1. One book that changed your life.
Native Son. In about a million different ways.

2. One book that you've read more than once.
Three Men in a Boat. At this point, I’ve lost count.

3. One book you'd want on a desert island.
It used to be the Bible, but Leviticus and Numbers would get awfully tiresome after about the 2nd read (although I suppose I could just skip them and read Song of Solomon and Revelations twice as many times or something). So now it’s Don Quixote. Everything I’d ever want in a book all rolled up into one tidy little package.

4. One book that made you laugh.
I wonder if it counts to say everything David Sedaris ever wrote when it’s one day all compiled into one big treasury. If not, I’ll just say Me Talk Pretty One Day, since it was the first one I ever read.

5. One book that made you cry.
A Dog’s Life: The Autobiography of a Stray. Buckets.

6. One book that you wish had been written.
Something else by Harper Lee.

7. One book that you wish had never been written.
The Davinci Code. I think that’s self-explanatory.

8. One book you're currently reading.
Wild Swans. Absolutely fascinating.

9. One book you've been meaning to read.
Les Miserables. I keep picking it up and putting it back down.

10. Now tag five people.
I’m only tagging three: Sarah (who needs to give me her URL), Jess (who needs to create her URL), and Danny. And then I’m going to do what everyone else has done and tell you that if you’re reading this and haven’t done it yet, consider yourself tagged.


Rebecca H. said...

I really, really need to read Don Quixote!

Emily Barton said...

Oh yes. I actually toyed with the idea of putting it under most of the categories (changed my life, made me laugh, made me cry, desert island), but that wouldn't have been as much fun.

Anonymous said...

ryc: I know! I actually found myself in the middle of a Barnes & Noble actually-- no joke-- telling a book to f*** off because it scared me so bad.

Enjoyed your answers!

Anonymous said...

okay, I'm going to do this tomorrow! More soon...

Emily Barton said...

Jordan, well, that's a good way to get stares at B & N. And, Courtney, looking forward to seeing your choices.

Anonymous said...

Agreed! I own that new translation of Don Q, read the first few episodes, liked it and then put it down and never picked it back up.

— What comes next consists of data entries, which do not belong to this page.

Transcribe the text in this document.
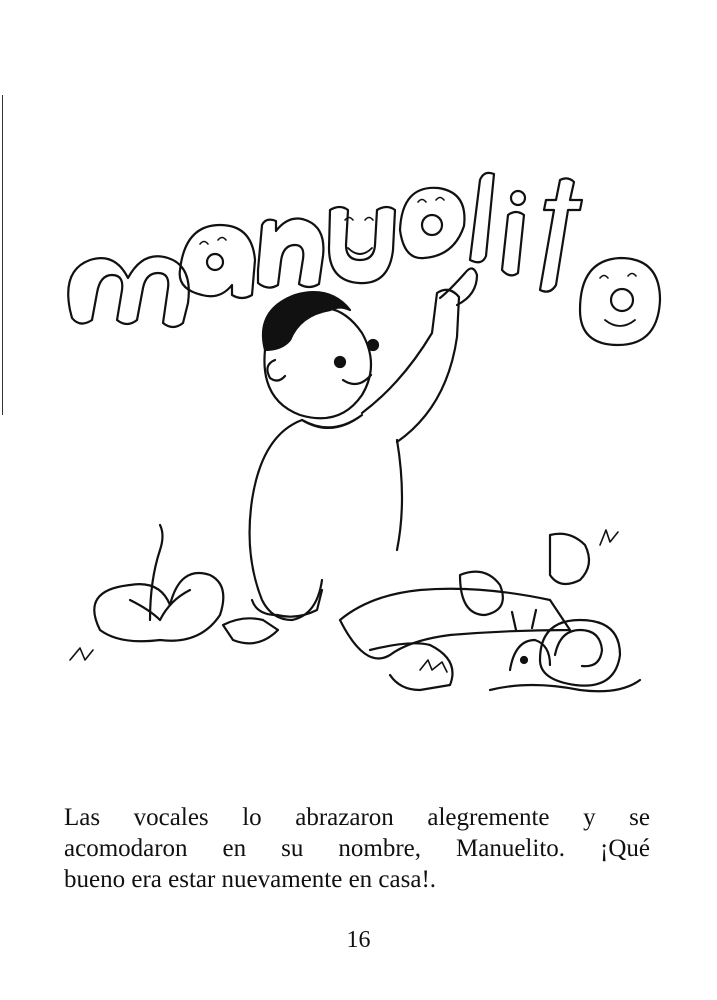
Las vocales lo abrazaron alegremente y se
acomodaron en su nombre, Manuelito. ¡Qué
bueno era estar nuevamente en casa!.
16
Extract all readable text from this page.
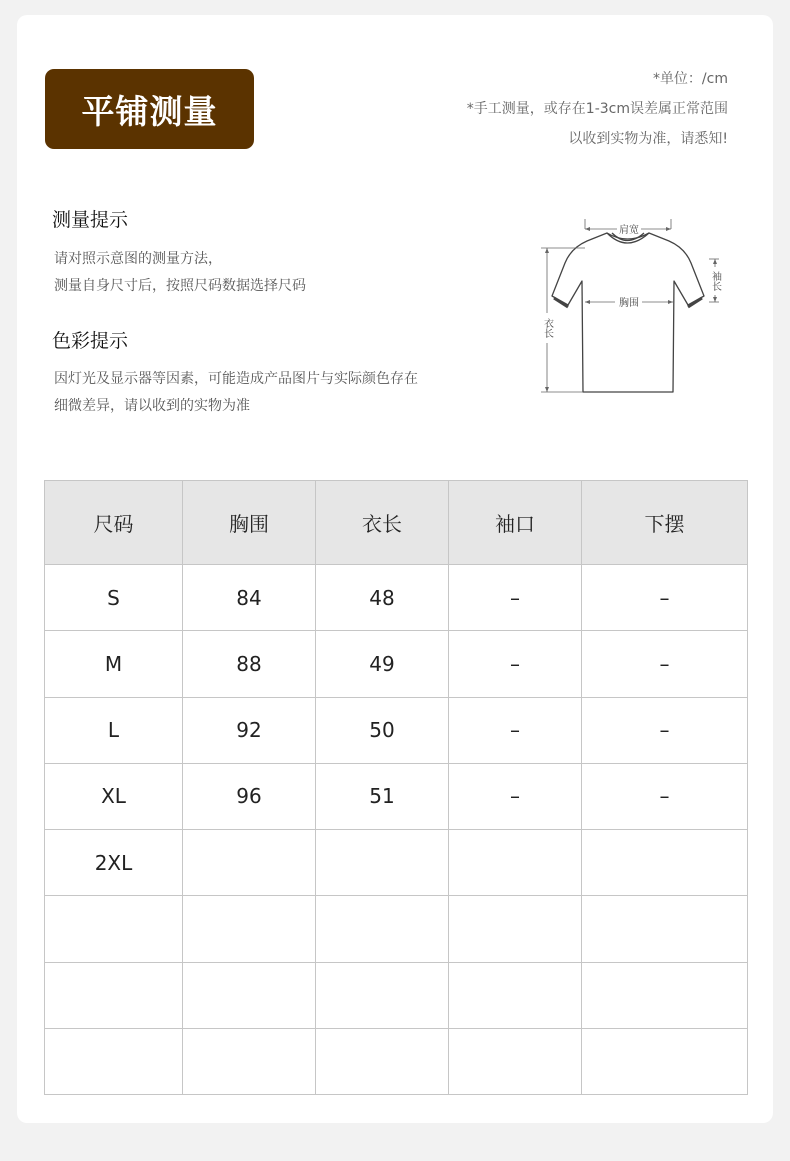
平铺测量
*单位：/cm
*手工测量，或存在1-3cm误差属正常范围
以收到实物为准，请悉知!
测量提示
请对照示意图的测量方法，
测量自身尺寸后，按照尺码数据选择尺码
色彩提示
因灯光及显示器等因素，可能造成产品图片与实际颜色存在
细微差异，请以收到的实物为准
肩宽
胸围
衣长
袖长
尺码	胸围	衣长	袖口	下摆
S	84	48	–	–
M	88	49	–	–
L	92	50	–	–
XL	96	51	–	–
2XL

Emily, this is a fabulous list -- I think the best thing about this exercise is how much it inspires you to go out and read other things.

Emily Barton said...

Bloglily, I agree with how it inspires you to go out and read other things (not that I really need inspiration. That's kind of like talking about a baby needing inspiration to drink her mother's milk). It's also interesting to see where there's overlap. Apparently, David Sedaris makes a lot of people laugh.

litlove said...

Aw, I was just about to tag you, and you've already been tagged! Love your answers though. And yes, Don Quixote, a book I've never really considered before... I was put off by a sister-in-law who bought it because she was going on holiday and wanted the biggest paperback she could find for the least expenditure. It looked so ugly and unloved. Still, you're in the process of rehabilitating it for me!

Emily Barton said...

Just to let you know: it took me ages to get around to reading DON QUIXOTE, too. I was turned off by the way it was taught in introductory Spanish courses (basically, nothing but that damn windmill scene, which makes no sense to a thirteen-year-old when taken out of context). I was inspired a few years ago after seeing "Man of La Mancha" on Broadway, borrowed it from a friend, couldn't stop laughing/crying/marveling and went around annoying everyone I know by talking about its being the best book ever.

mandarine said...

My Mum told me that if I wanted to make it through Victor Hugo's monumental novels, it was all right to skip, skip and skip -- she should know: she teaches French literature. Lengthy descriptions and historical context are fine for a re-read, but they tend to get in the way for a first attempt.

I hope you can manage to read Les Misérables. Equally engrossing and much shorter are The Hunchback of Notre-Dame and Ninety-Three. And remember: skip.

Emily Barton said...

Mandarine, I will keep that in mind as I approach The Hunchback of Notre Dame later this year.